Auditory Transduction Pathway

  1. Sound waves vibrate tympanic membrane.

  2. Ossicles amplify & press stapes on oval window.

  3. Cochlear fluid moves → basilar membrane oscillates → hair-cell stereocilia bend.

  4. Hair cells depolarize, releasing neurotransmitter → auditory nerve (cranial VIII).

  5. Brainstem → inferior colliculusmedial geniculate nucleus (MGN) of thalamus → auditory cortex (temporal lobe).

Pitch Perception

  • Temporal (frequency) theory: firing rate of neurons codes pitch (works up to \sim 4000\,\text{Hz}).

  • Place theory: specific place on basilar membrane corresponds to a particular frequency (base = high f; apex = low f).

  • Combined model explains entire audible range.

Sound Localization

  • Monaural cue: spectral shaping by single ear.

  • Binaural cues:
    Interaural level difference (ILD)—louder at nearer ear.
    Interaural timing difference (ITD)—arrival-time gap µs-ms scale.

Hearing Loss

  • Congenital deafness: present at birth.

  • Conductive loss: mechanical transmission failure (eardrum/ossicles); hearing aids often help.

  • Sensorineural loss: cochlear or nerve damage; causes include Menière’s disease, infections, autoimmune issues, & environmental noise (e.g., rock musicians, construction workers).

Chemical Senses

Taste (Gustation)

  • Six proposed basic tastes: Sweet, Salty, Sour, Bitter, Umami, (Fatty? emerging evidence).

  • Taste buds (10-14 day turnover) contain receptor cells whose microvilli project into the taste pore.

  • Transduction: Tastant molecules bind receptors → cellular depolarization → cranial nerves VII, IX, X → thalamus → gustatory cortex (insula/frontal operculum).

Smell (Olfaction)

  • Olfactory receptor neurons in mucosa possess cilia with odorant receptors.

  • Transduction: Odorant binds → depolarization → axons form olfactory nerve → olfactory bulb (no thalamic relay) → primary olfactory cortex & limbic structures (emotion/memory link).

  • Pheromones: conspecific chemical signals, often reproductive; strong in many species, debated in humans.

Somatosensation

Touch Receptors

  • Meissner’s corpuscles: light pressure, low-frequency vibration.

  • Pacinian corpuscles: deep pressure, high-frequency vibration.

  • Merkel’s disks: sustained light touch.

  • Ruffini endings: skin stretch.

  • Free nerve endings contribute to thermoception & nociception.

Thermoception & Nociception

  • Temperature and pain signals ascend via spinal cord → medulla → thalamus → somatosensory cortex.

Pain Types

  • Inflammatory pain: tissue damage signal.

  • Neuropathic pain: nerve pathway damage.

  • Congenital insensitivity to pain: genetic; feel temperature/pressure but not pain → injury risk & shortened lifespan.

Body Senses

Vestibular Sense

  • Organs (semicircular canals, utricle, saccule) near cochlea detect head motion & gravity via hair-cell deflection in fluid.
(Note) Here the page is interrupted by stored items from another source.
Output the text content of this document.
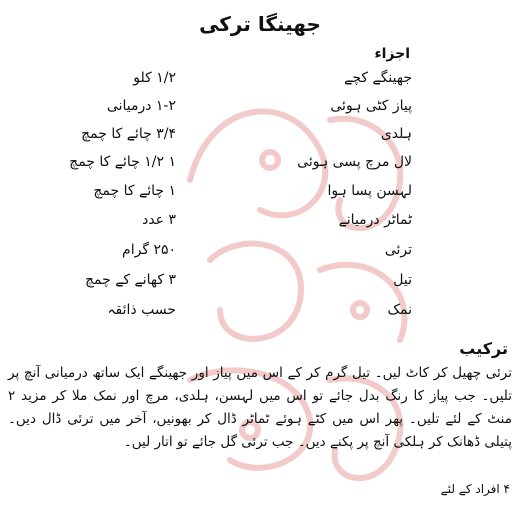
جھینگا ترکی
اجزاء
جھینگے کچے
۱/۲ کلو
پیاز کٹی ہوئی
۱-۲ درمیانی
ہلدی
۳/۴ چائے کا چمچ
لال مرچ پسی ہوئی
۱ ۱/۲ چائے کا چمچ
لہسن پسا ہوا
۱ چائے کا چمچ
ٹماٹر درمیانے
۳ عدد
ترئی
۲۵۰ گرام
تیل
۳ کھانے کے چمچ
نمک
حسب ذائقہ
ترکیب
ترئی چھیل کر کاٹ لیں۔ تیل گرم کر کے اس میں پیاز اور جھینگے ایک ساتھ درمیانی آنچ پر تلیں۔ جب پیاز کا رنگ بدل جائے تو اس میں لہسن، ہلدی، مرچ اور نمک ملا کر مزید ۲ منٹ کے لئے تلیں۔ پھر اس میں کٹے ہوئے ٹماٹر ڈال کر بھونیں، آخر میں ترئی ڈال دیں۔ پتیلی ڈھانک کر ہلکی آنچ پر پکنے دیں۔ جب ترئی گل جائے تو اتار لیں۔
۴ افراد کے لئے
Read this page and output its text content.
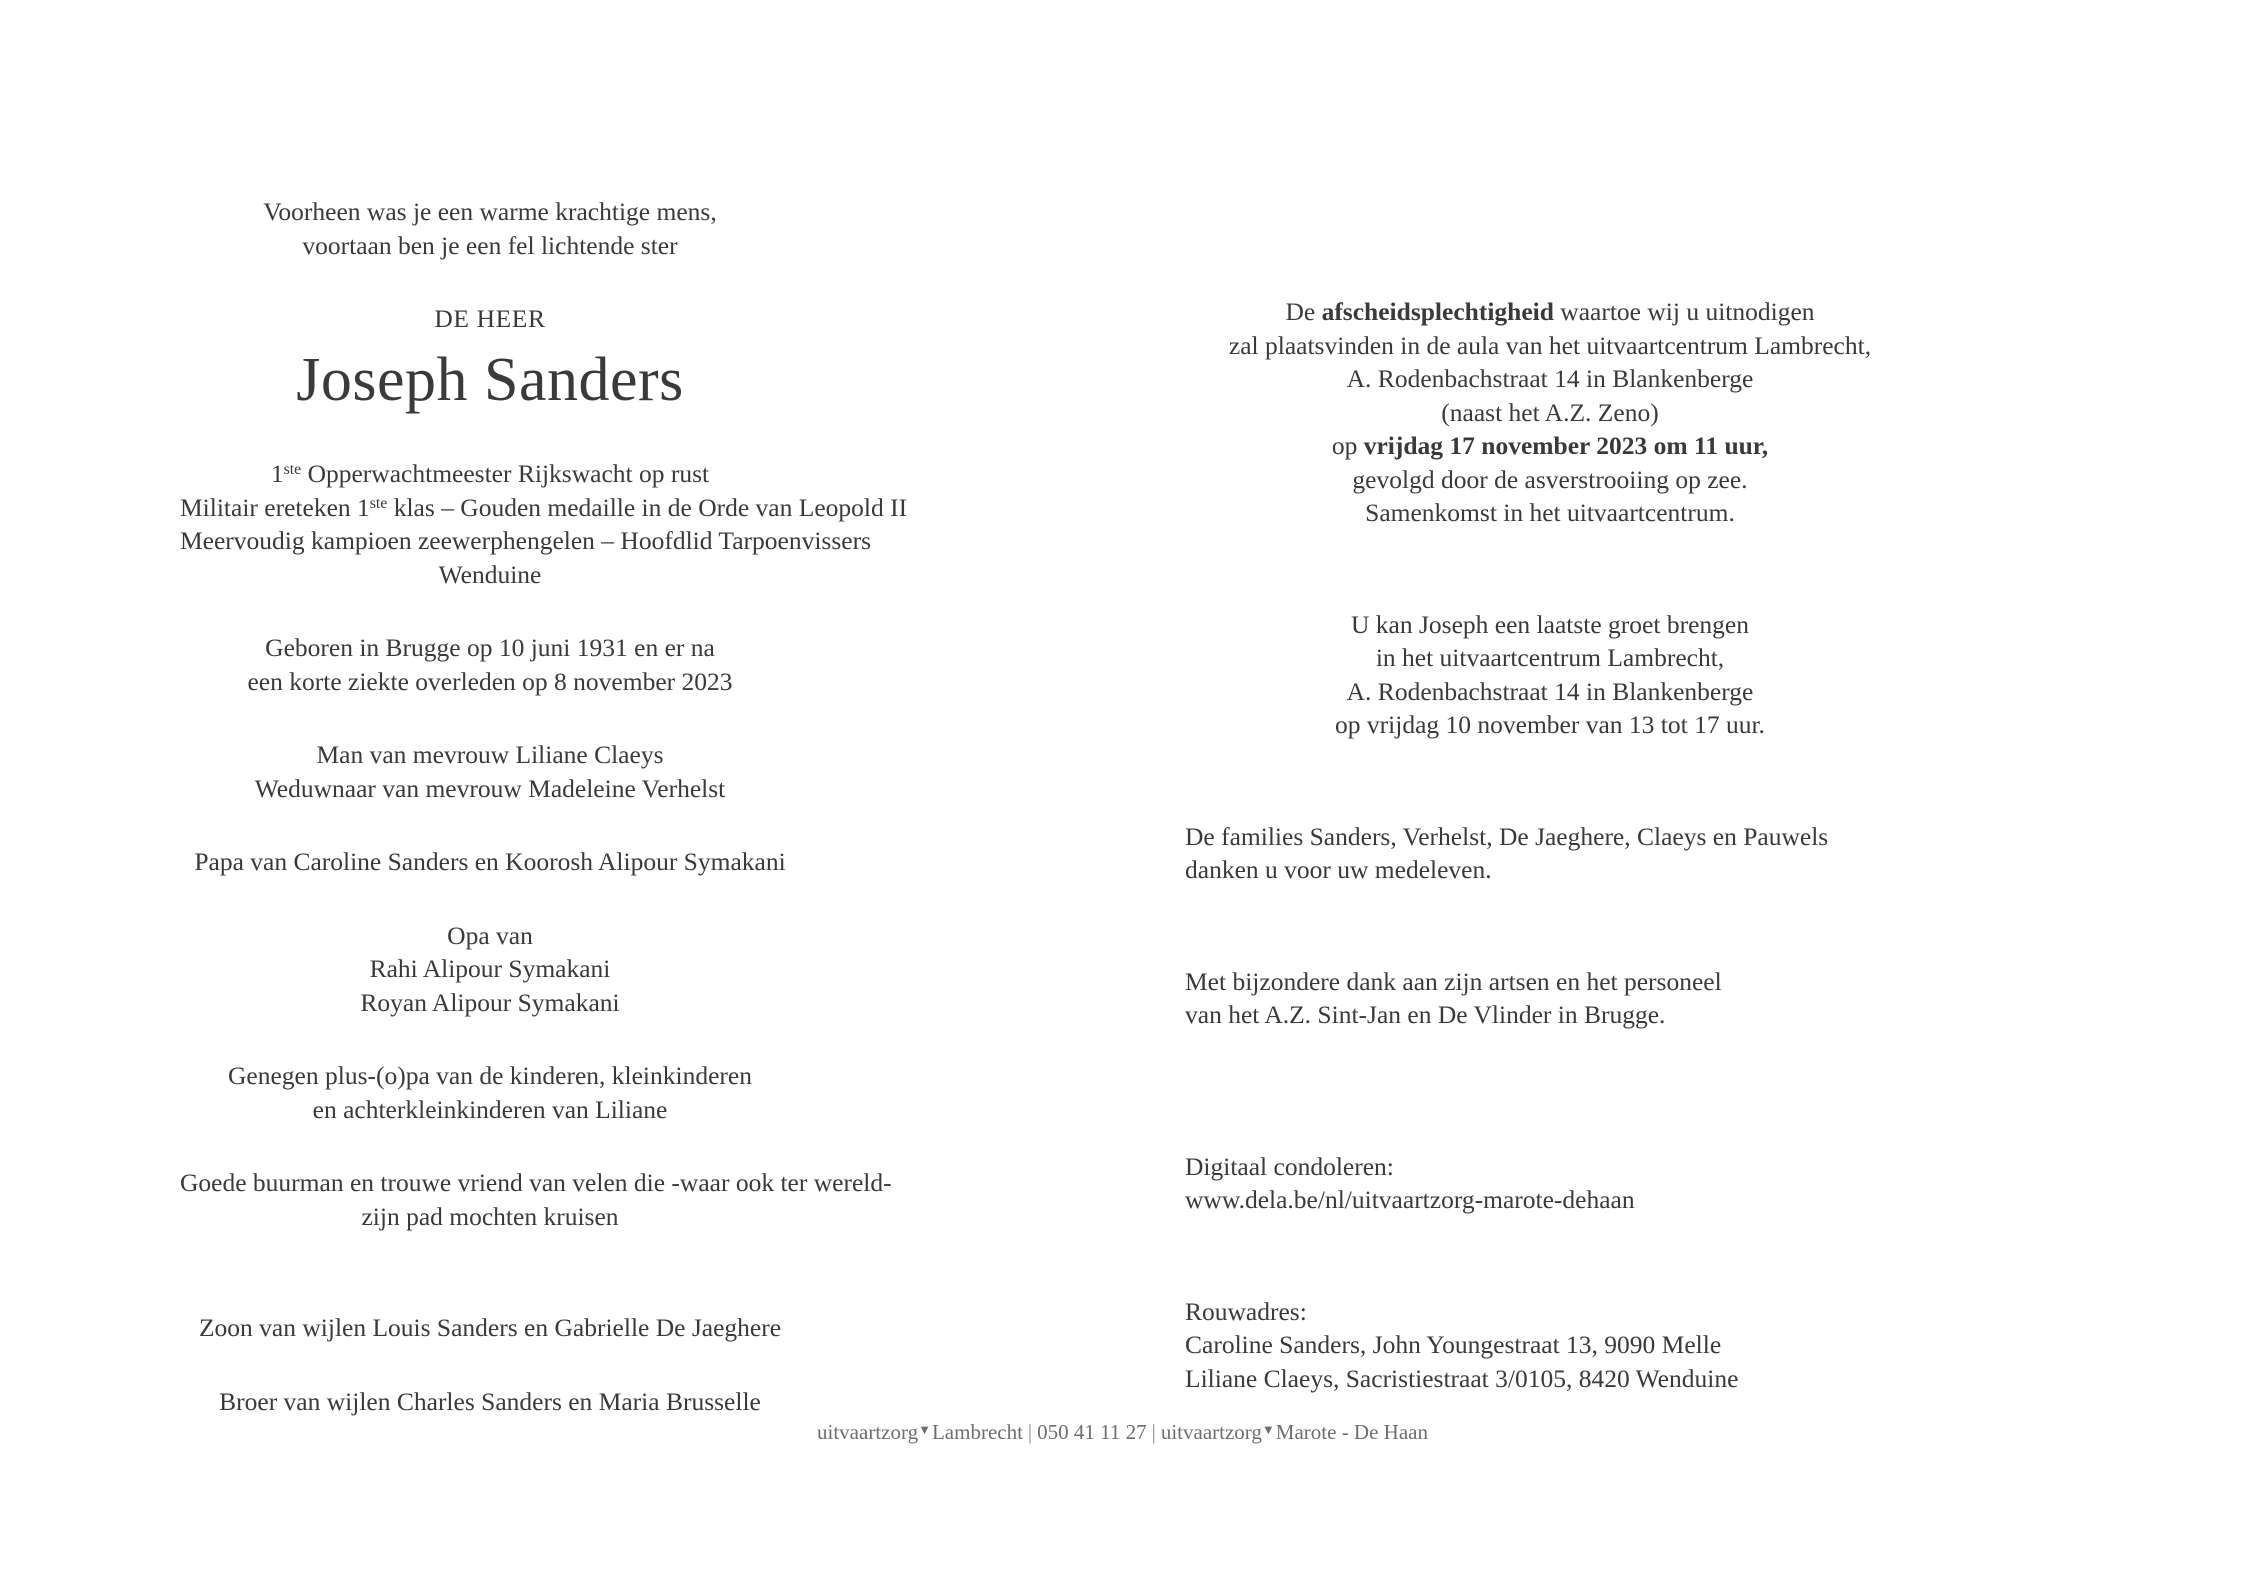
Voorheen was je een warme krachtige mens,
voortaan ben je een fel lichtende ster
DE HEER
Joseph Sanders
1ste Opperwachtmeester Rijkswacht op rust
Militair ereteken 1ste klas – Gouden medaille in de Orde van Leopold II
Meervoudig kampioen zeewerphengelen – Hoofdlid Tarpoenvissers
Wenduine
Geboren in Brugge op 10 juni 1931 en er na
een korte ziekte overleden op 8 november 2023
Man van mevrouw Liliane Claeys
Weduwnaar van mevrouw Madeleine Verhelst
Papa van Caroline Sanders en Koorosh Alipour Symakani
Opa van
Rahi Alipour Symakani
Royan Alipour Symakani
Genegen plus-(o)pa van de kinderen, kleinkinderen
en achterkleinkinderen van Liliane
Goede buurman en trouwe vriend van velen die -waar ook ter wereld-
zijn pad mochten kruisen
Zoon van wijlen Louis Sanders en Gabrielle De Jaeghere
Broer van wijlen Charles Sanders en Maria Brusselle
De afscheidsplechtigheid waartoe wij u uitnodigen
zal plaatsvinden in de aula van het uitvaartcentrum Lambrecht,
A. Rodenbachstraat 14 in Blankenberge
(naast het A.Z. Zeno)
op vrijdag 17 november 2023 om 11 uur,
gevolgd door de asverstrooiing op zee.
Samenkomst in het uitvaartcentrum.
U kan Joseph een laatste groet brengen
in het uitvaartcentrum Lambrecht,
A. Rodenbachstraat 14 in Blankenberge
op vrijdag 10 november van 13 tot 17 uur.
De families Sanders, Verhelst, De Jaeghere, Claeys en Pauwels
danken u voor uw medeleven.
Met bijzondere dank aan zijn artsen en het personeel
van het A.Z. Sint-Jan en De Vlinder in Brugge.
Digitaal condoleren:
www.dela.be/nl/uitvaartzorg-marote-dehaan
Rouwadres:
Caroline Sanders, John Youngestraat 13, 9090 Melle
Liliane Claeys, Sacristiestraat 3/0105, 8420 Wenduine
uitvaartzorg▼Lambrecht | 050 41 11 27 | uitvaartzorg▼Marote - De Haan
  • Maculae sense linear acceleration (otolithic membrane inertia bends stereocilia).

Proprioception & Kinesthesia

  • Proprioceptors in muscles, tendons, joints inform about limb position; kinesthetic receptors track movement.

  • Integrated with vestibular data to coordinate posture, reflexes, and voluntary motion.